- The Washington Times - Wednesday, July 1, 2009

The Obama administration Tuesday proposed legislation for a financial oversight agency designed to protect consumers and investors from unscrupulous deals - a plan praised by Democrats, but met with skepticism on Wall Street.

The proposal also faces a political tussle on Capitol Hill, where pro-business Republicans have opposed past administration attempts at bank reform.

The White House sent Congress a 152-page draft bill to create the Consumer Financial Protection Agency, which it says would offer greater consumer protections for such financial products as mortgages, credit cards and loans by establishing simpler and more transparent rules and regulations.

“This agency will have the power to set standards so that companies compete by offering innovative products that consumers actually want - and actually understand,” said President Obama, whose administration first announced plans for the agency about two weeks ago.

Mr. Obama promised that the most unfair practices by financial institutions would be banned, such as “those ridiculous contracts with pages of fine print that no one can figure out,” adding that “those things will be a thing of the past.”

The agency, if enacted by Congress, would consolidate many of the regulatory duties that are spread over several agencies, such as the Federal Reserve and other regulatory agencies.

“Consumer protection will have an independent seat at the table in our financial regulatory system,” Treasury Secretary Timothy F. Geithner said. “By consolidating accountability in one place, we will reduce gaps in federal supervision and enforcement.”

Financial institutions argue that tighter controls and more regulations would stifle investments and innovation in the financial world and possibly slow down the flow of capital through the markets, a scenario blamed for last year’s Wall Street meltdown.
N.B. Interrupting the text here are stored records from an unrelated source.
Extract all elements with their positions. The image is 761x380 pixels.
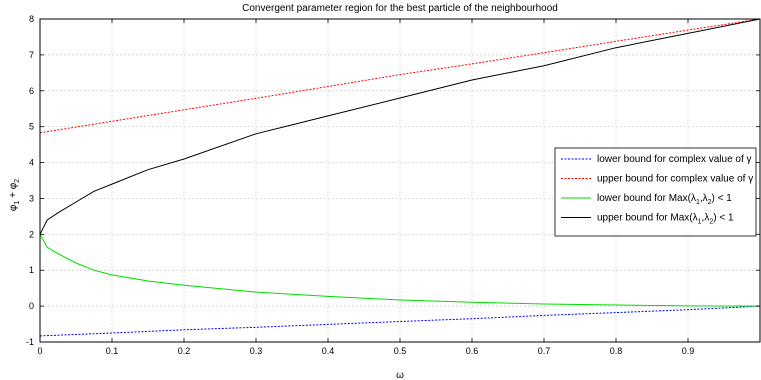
legend-label-upper-max: upper bound for Max(λ1,λ2) < 1 xyxy=(597,213,734,226)
x-tick-label: 0.7 xyxy=(538,346,551,356)
x-tick-label: 0.1 xyxy=(106,346,119,356)
x-tick-label: 0.6 xyxy=(466,346,479,356)
x-tick-label: 0.8 xyxy=(610,346,623,356)
x-tick-label: 0.9 xyxy=(682,346,695,356)
x-tick-label: 0.5 xyxy=(394,346,407,356)
y-label-plus-phi2: + φ xyxy=(8,182,19,200)
grid xyxy=(40,19,760,342)
legend: lower bound for complex value of γ upper … xyxy=(554,147,757,237)
legend-box xyxy=(554,147,757,237)
y-tick-label: -1 xyxy=(26,337,34,347)
y-label-sub2: 2 xyxy=(14,179,21,183)
y-tick-label: 1 xyxy=(29,265,34,275)
y-tick-label: 4 xyxy=(29,158,34,168)
y-tick-label: 3 xyxy=(29,193,34,203)
y-tick-label: 2 xyxy=(29,229,34,239)
y-tick-label: 8 xyxy=(29,14,34,24)
y-tick-label: 0 xyxy=(29,301,34,311)
y-tick-label: 5 xyxy=(29,122,34,132)
y-axis-label: φ1 + φ2 xyxy=(8,179,21,211)
legend-label-upper-complex: upper bound for complex value of γ xyxy=(597,174,753,185)
legend-label-lower-complex: lower bound for complex value of γ xyxy=(597,154,752,165)
y-label-sub1: 1 xyxy=(14,201,21,205)
legend-label-lower-max: lower bound for Max(λ1,λ2) < 1 xyxy=(597,193,732,206)
series-layer xyxy=(39,18,761,337)
x-tick-label: 0 xyxy=(37,346,42,356)
y-tick-label: 7 xyxy=(29,50,34,60)
x-tick-label: 0.3 xyxy=(250,346,263,356)
series-lower-max-line xyxy=(39,234,761,307)
x-axis-label: ω xyxy=(396,370,404,380)
chart-title: Convergent parameter region for the best… xyxy=(242,3,558,14)
x-tick-label: 0.4 xyxy=(322,346,335,356)
series-lower-complex-line xyxy=(39,305,761,337)
x-tick-label: 0.2 xyxy=(178,346,191,356)
y-tick-label: 6 xyxy=(29,86,34,96)
series-upper-max-line xyxy=(39,18,761,235)
y-label-phi1: φ xyxy=(8,204,19,211)
series-upper-complex-line xyxy=(39,18,761,134)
The “agency would actually harm consumers by increasing the cost of financial products and reducing the availability of credit and consumer choices,” said Steve Bartlett, president and chief executive of the Financial Services Roundtable, a trade group representing the largest U.S. financial services firms.

Rep. Spencer Bachus, the top Republican on the House Financial Services Committee, said American consumers - not a new federal agency - are best positioned to make financial decisions affecting their lives.

The Alabama lawmaker added that the new agency would create a “Good Housekeeping” seal of approval for the financial products that are available, giving consumers a false sense of security that may prevent them from engaging in their own due diligence.

The American Bankers Association said industry supports “effective consumer protection,” but that improving the current regulatory structure is a better solution.

“There is no shortage of laws designed to protect consumers,” said ABA President and Chief Executive Edward L. Yingling.

Senate banking committee Chairman Christopher J. Dodd pushed back at those on Wall Street reluctant at the prospect of more oversight, and called the administration’s bill a “bold and aggressive plan” to defend against a future financial crisis.

“It is unbelievable that some of the same irresponsible actors that helped create the current financial mess would argue that we are doing too much for consumers,” the Connecticut Democrat said. “Don’t they realize that they need a healthy customer base if they want to continue to be successful?”

The bill likely will evolve as it winds through Congress.

House Financial Services Committee Chairman Barney Frank said that while the committee “will exercise its own judgment on the specifics … it is helpful to have the administration’s proposals as well, because I believe there is a great deal of common ground between us.”

The Massachusetts Democrat added that he hopes his panel can pass the bill before the August congressional break.

“I have made the creation of the agency one of our highest priorities,” he said.